Loquats are seasonal fruits that also grow spontaneously in the countryside. They are very prolific plants; for example, I have three, and I always gather baskets full. It is essential to consume them on the day, otherwise there is a risk they will turn black.
They are rich in minerals, in fact, they are very watery, and promote intestinal regularity. In ripening periods, if the rains are abundant, they don’t have much flavor, but if, like this year, it hasn’t rained, they have a sweet and intense taste.
I also recommend
Blueberry Jam Tart and if you want to take a look at all my other recipes, which are almost all fruit and vegetable-based, go to the HOME and scroll down.

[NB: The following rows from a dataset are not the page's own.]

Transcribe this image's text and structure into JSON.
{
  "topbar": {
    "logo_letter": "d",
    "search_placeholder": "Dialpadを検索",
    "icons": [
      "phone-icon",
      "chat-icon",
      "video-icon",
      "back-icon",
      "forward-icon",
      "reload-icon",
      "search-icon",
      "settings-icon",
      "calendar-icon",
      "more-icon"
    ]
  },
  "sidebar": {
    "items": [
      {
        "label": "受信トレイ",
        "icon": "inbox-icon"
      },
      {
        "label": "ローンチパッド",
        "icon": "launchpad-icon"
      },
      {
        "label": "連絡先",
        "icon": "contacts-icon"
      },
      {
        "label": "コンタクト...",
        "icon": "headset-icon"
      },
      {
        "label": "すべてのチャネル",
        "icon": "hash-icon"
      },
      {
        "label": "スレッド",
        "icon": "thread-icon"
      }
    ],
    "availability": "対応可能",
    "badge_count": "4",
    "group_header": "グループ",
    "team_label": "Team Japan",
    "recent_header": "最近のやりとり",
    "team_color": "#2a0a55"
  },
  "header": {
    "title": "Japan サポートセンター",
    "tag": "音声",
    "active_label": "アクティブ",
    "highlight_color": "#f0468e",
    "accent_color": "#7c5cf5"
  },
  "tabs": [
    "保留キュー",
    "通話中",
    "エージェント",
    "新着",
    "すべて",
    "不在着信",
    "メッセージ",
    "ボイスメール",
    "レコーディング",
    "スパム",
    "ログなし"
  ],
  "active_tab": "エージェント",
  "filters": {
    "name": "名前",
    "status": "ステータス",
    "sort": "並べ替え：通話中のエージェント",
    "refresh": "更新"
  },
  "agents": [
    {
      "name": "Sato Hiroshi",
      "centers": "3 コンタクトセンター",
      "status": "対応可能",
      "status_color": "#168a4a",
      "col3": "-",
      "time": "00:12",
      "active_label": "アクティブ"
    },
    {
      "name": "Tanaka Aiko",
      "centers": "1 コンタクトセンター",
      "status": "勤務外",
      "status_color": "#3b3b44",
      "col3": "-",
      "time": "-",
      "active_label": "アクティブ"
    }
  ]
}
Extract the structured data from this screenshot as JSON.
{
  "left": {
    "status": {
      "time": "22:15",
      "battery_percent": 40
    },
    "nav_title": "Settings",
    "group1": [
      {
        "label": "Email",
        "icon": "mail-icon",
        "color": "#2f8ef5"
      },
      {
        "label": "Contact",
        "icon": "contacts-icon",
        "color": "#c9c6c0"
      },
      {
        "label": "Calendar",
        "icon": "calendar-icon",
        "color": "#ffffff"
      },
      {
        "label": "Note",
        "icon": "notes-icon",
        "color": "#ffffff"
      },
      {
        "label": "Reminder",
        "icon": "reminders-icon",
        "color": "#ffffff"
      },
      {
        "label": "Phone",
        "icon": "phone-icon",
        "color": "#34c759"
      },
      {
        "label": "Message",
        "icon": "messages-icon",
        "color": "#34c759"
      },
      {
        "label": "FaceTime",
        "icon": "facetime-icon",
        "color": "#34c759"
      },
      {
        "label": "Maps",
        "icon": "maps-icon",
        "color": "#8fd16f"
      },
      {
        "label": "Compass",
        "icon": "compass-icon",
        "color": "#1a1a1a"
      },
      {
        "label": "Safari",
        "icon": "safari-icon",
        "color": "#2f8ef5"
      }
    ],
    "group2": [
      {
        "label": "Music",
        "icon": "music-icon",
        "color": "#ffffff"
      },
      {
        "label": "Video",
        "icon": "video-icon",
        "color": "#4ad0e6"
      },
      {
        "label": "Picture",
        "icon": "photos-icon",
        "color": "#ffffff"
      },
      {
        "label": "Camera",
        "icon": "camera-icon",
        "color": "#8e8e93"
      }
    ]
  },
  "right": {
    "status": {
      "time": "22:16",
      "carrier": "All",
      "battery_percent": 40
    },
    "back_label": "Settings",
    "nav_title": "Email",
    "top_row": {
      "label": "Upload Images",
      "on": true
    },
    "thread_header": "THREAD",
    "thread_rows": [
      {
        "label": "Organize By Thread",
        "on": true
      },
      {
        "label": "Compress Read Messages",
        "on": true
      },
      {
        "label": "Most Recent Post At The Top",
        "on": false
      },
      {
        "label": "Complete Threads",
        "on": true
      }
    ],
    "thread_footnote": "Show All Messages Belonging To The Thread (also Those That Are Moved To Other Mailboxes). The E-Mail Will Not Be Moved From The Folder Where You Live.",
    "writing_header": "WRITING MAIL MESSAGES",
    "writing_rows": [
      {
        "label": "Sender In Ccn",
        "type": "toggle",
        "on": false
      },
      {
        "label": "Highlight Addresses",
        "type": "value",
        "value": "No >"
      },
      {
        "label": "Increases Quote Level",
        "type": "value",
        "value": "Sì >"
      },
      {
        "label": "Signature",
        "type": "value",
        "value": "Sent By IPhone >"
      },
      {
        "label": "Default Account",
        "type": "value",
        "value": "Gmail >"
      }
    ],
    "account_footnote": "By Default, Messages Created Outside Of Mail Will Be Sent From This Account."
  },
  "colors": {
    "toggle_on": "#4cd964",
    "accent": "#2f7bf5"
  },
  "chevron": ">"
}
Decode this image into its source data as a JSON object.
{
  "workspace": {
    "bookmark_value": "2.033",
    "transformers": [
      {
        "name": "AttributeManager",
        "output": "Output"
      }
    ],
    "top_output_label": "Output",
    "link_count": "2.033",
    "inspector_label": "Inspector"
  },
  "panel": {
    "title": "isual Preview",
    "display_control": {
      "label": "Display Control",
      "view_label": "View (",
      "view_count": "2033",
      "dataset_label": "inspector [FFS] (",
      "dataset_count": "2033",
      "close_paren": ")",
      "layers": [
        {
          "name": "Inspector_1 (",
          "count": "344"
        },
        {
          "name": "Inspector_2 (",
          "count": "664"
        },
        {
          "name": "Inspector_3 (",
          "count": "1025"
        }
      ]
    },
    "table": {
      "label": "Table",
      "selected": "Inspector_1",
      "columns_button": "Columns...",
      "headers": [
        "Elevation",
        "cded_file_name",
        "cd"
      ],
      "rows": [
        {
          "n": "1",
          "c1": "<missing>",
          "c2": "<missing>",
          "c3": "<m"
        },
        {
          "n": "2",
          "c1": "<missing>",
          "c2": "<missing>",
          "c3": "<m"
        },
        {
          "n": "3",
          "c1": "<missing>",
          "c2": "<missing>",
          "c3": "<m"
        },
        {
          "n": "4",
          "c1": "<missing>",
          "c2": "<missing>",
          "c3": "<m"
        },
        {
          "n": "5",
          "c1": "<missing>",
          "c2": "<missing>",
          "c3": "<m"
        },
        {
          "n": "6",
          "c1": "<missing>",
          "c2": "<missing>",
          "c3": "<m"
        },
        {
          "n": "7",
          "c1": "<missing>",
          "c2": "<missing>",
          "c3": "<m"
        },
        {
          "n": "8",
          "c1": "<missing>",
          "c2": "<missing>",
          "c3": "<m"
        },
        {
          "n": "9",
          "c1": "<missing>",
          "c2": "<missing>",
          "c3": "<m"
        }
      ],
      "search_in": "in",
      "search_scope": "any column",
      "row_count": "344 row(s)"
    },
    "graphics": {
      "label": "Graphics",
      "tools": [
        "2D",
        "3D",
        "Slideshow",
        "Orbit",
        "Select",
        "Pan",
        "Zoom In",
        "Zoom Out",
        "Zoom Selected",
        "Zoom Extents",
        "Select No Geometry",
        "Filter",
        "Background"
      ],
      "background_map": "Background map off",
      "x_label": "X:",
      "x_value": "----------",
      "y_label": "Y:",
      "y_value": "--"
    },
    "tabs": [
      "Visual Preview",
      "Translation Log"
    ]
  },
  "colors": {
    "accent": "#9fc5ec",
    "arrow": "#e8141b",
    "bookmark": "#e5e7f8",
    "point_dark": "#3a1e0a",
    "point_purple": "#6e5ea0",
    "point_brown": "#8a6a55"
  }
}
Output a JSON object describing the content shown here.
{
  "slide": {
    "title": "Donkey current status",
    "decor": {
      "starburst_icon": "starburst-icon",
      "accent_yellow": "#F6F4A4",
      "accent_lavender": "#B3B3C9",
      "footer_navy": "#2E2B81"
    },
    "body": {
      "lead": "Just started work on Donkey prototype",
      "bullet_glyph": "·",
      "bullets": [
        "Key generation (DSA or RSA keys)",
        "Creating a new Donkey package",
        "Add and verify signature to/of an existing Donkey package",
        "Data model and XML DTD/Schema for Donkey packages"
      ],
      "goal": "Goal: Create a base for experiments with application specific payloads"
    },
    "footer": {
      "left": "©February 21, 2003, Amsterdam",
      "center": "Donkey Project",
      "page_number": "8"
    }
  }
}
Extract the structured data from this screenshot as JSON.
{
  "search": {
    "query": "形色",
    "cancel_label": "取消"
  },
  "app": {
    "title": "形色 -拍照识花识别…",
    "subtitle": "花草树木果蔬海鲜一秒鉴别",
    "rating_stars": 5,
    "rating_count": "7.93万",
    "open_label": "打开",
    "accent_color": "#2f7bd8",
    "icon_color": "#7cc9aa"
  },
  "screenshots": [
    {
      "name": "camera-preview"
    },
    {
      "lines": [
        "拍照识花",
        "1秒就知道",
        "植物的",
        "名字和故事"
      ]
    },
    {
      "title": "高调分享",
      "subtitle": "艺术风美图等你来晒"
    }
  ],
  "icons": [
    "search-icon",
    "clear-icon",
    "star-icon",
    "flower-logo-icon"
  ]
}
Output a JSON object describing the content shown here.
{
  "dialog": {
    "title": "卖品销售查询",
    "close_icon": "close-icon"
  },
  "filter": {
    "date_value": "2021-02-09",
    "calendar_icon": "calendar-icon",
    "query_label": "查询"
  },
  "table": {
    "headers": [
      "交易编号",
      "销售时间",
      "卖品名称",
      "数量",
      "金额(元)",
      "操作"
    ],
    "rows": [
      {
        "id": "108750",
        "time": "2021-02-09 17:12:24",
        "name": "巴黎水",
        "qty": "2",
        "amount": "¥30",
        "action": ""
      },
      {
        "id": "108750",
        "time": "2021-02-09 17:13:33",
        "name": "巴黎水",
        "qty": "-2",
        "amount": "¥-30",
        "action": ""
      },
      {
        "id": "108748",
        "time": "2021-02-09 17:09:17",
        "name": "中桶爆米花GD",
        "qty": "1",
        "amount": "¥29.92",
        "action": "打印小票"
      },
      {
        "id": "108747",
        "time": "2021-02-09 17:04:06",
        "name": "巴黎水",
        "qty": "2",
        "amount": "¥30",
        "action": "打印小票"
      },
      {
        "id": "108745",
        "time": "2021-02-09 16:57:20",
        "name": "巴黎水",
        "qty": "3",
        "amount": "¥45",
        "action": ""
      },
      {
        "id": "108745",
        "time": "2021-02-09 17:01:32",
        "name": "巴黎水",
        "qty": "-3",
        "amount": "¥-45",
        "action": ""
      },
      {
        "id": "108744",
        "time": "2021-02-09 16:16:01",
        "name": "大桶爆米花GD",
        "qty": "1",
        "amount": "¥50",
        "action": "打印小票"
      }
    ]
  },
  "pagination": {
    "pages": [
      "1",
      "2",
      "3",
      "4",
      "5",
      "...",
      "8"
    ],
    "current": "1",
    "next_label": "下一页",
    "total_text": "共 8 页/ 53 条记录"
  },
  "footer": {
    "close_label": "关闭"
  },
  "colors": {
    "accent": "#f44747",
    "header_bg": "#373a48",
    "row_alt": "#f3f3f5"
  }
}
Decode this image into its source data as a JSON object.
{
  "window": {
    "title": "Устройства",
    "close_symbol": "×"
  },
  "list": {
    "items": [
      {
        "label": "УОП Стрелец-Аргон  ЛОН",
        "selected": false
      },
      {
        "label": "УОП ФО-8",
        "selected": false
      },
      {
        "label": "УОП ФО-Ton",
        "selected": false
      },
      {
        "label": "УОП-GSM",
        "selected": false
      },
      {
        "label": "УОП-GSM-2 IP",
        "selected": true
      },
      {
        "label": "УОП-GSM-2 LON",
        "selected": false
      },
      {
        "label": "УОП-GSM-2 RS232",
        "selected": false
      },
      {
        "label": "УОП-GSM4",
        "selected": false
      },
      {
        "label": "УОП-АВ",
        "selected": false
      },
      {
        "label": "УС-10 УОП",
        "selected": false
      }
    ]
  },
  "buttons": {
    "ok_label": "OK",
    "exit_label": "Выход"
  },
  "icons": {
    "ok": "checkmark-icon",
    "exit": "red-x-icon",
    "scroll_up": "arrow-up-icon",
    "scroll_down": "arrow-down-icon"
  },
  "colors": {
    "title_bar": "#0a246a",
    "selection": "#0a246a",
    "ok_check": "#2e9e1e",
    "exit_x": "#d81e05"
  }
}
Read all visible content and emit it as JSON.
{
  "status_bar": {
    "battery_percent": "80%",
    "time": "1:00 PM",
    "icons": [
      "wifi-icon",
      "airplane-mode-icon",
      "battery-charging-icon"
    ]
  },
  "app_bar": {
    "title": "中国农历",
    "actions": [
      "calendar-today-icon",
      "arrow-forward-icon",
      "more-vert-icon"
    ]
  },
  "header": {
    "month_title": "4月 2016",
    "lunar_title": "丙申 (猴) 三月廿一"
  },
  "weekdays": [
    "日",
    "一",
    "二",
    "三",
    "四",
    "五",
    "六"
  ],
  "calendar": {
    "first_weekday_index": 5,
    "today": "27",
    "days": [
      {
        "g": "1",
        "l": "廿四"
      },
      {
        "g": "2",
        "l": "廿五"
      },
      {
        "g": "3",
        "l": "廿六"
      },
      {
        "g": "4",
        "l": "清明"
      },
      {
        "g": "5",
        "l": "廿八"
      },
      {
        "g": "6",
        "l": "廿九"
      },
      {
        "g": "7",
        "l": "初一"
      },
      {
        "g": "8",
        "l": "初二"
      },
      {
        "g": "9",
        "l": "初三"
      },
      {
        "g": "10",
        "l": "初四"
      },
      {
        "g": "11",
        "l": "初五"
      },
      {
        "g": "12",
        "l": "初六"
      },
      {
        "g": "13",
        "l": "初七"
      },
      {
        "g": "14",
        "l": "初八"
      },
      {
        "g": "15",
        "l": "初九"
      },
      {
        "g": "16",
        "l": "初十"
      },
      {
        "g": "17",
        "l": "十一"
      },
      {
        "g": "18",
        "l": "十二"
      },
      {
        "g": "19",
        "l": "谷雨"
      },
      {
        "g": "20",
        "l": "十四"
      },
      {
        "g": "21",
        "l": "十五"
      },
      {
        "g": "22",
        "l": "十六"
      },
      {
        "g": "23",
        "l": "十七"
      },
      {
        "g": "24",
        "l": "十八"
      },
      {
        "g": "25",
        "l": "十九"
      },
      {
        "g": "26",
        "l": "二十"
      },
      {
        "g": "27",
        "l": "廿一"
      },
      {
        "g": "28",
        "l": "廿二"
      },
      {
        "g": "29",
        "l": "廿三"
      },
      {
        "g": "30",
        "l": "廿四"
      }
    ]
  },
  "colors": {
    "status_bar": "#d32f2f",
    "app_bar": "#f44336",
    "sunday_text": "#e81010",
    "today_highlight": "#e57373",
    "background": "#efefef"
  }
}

Let’s now see the simple and quick process
- Difficulty: Very Easy
- Cost: Economical
- Preparation time: 20 Minutes
- Portions: 6
- Cooking methods: Electric Oven
- Cuisine: Italian
- Seasonality: Spring, Summer
Ingredients for preparing the clafoutis
- 3 eggs
- 7 oz milk
- 3/4 cup type 1 flour
- 1/2 cup whole cane sugar
- 1 pinch salt
- as needed vegetable oil to grease the pan
- 10 oz fresh loquats
Tools for preparing the clafoutis
- 1 Bowl
- 1 Electric whisk
- 1 Pie pan
Steps for preparing the loquat clafoutis
To prepare the loquat clafoutis, start by cleaning the fruit. First, remove the skin, and then, remove the pits. Finally, chop them coarsely.
Next, take a bowl and add the eggs with a pinch of salt and whole cane sugar. Then, using the electric whisk, beat until you have a nice frothy mixture. Then, add the milk gradually, and with the whisk still running, lastly add the flour. Once everything is well combined, finish with the addition of the loquats.
Finally, oil and dust with flour a 10-inch pie pan and pour everything in. Bake at 340°F for 40 minutes. Before removing from the oven, do the toothpick test.
Finally, let it cool completely and serve… enjoy your taste!
Tips and Notes
The loquat clafoutis can be stored in the fridge for up to three days.